The moustache which Hardy sports in "Hop to It!" is remarkably similar to the one that W.C. Fields wore in a couple of his silent films. There's a gag here involving Oliver Hardy and a fire axe which (probably by coincidence) is astonishingly similar to a gag which Stan Laurel had previously performed onstage in England, in his music-hall routine "The Rum 'Uns from Rome".
Bobby and Babe are bellhops at the Hotel Bilkmore. Frank Alexander, even larger than Hardy, signs in as a guest. When Bobby spills ink that blackens Alexander's face, I cringed -- expecting a racial gag -- then relaxed when it didn't arrive. A few minutes later in the same reel, though, we get a racist sequence involving the hotel's black porter and maid and a black version of Cupid.
There's a clever and technically impressive gag when water is spilt on Alexander while he sleeps: overhead, we see a superimposed double exposure that depicts Alexander dreaming he's at the seaside. Much more contrived is a routine in which the hotel clerk keeps telling Bobby to "give ... a bath" to a guest who merely wants a towel. And I've seen quite a few comedies that depicted the confusions after a numeral 6 is inverted into a 9, or vice versa, but "Hop to It!" is shameless enough to feature TWO such inversions, both accidental.
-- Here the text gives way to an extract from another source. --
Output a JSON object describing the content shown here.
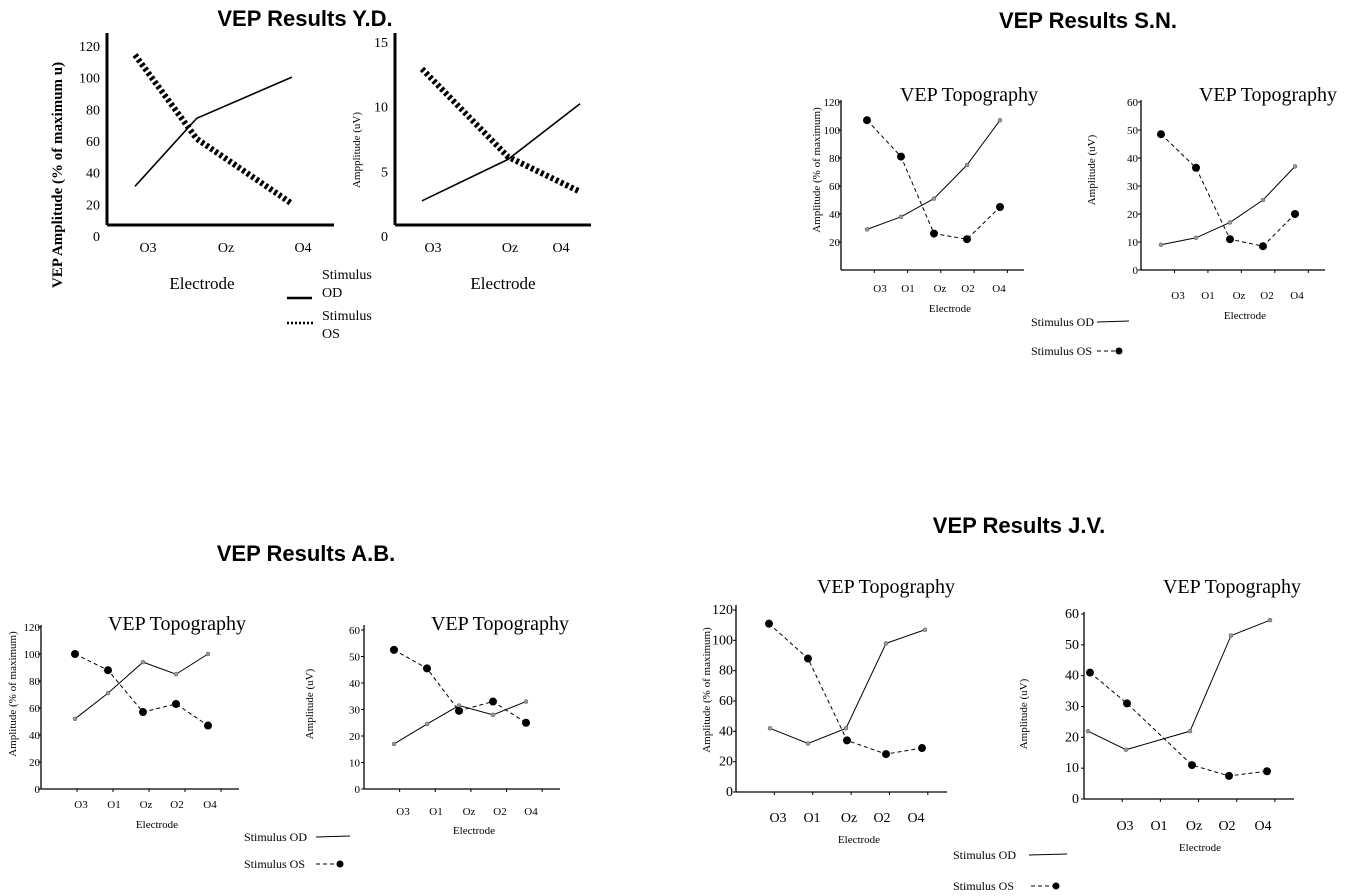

I agree with an earlier IMDb reviewer: there are some technically impressive match cuts in this film each time a character falls off the roof onto the pavement: the transition from a plummeting dummy to a live actor is flawless ... a feat made even more impressive because each of the match cuts is an exterior long shot, with no movement in the background to reveal the transition. Much less impressive is a shot (from behind) of Janet Dawn's character on the rooftop edge, clearly doubled by a male in her clothes.
Throughout this film, Hardy's gestures and facial expressions are superb: he really was an actor of great subtlety. SLIGHT SPOILER: The fade-out gag in this 1925 film might confuse modern audiences; it involves booze, in a movie which doesn't otherwise mention Prohibition. "Hop to It!" is very funny and well-made, despite that unnecessary and unfunny racist sequence, and I'll rate this movie 8 out of 10.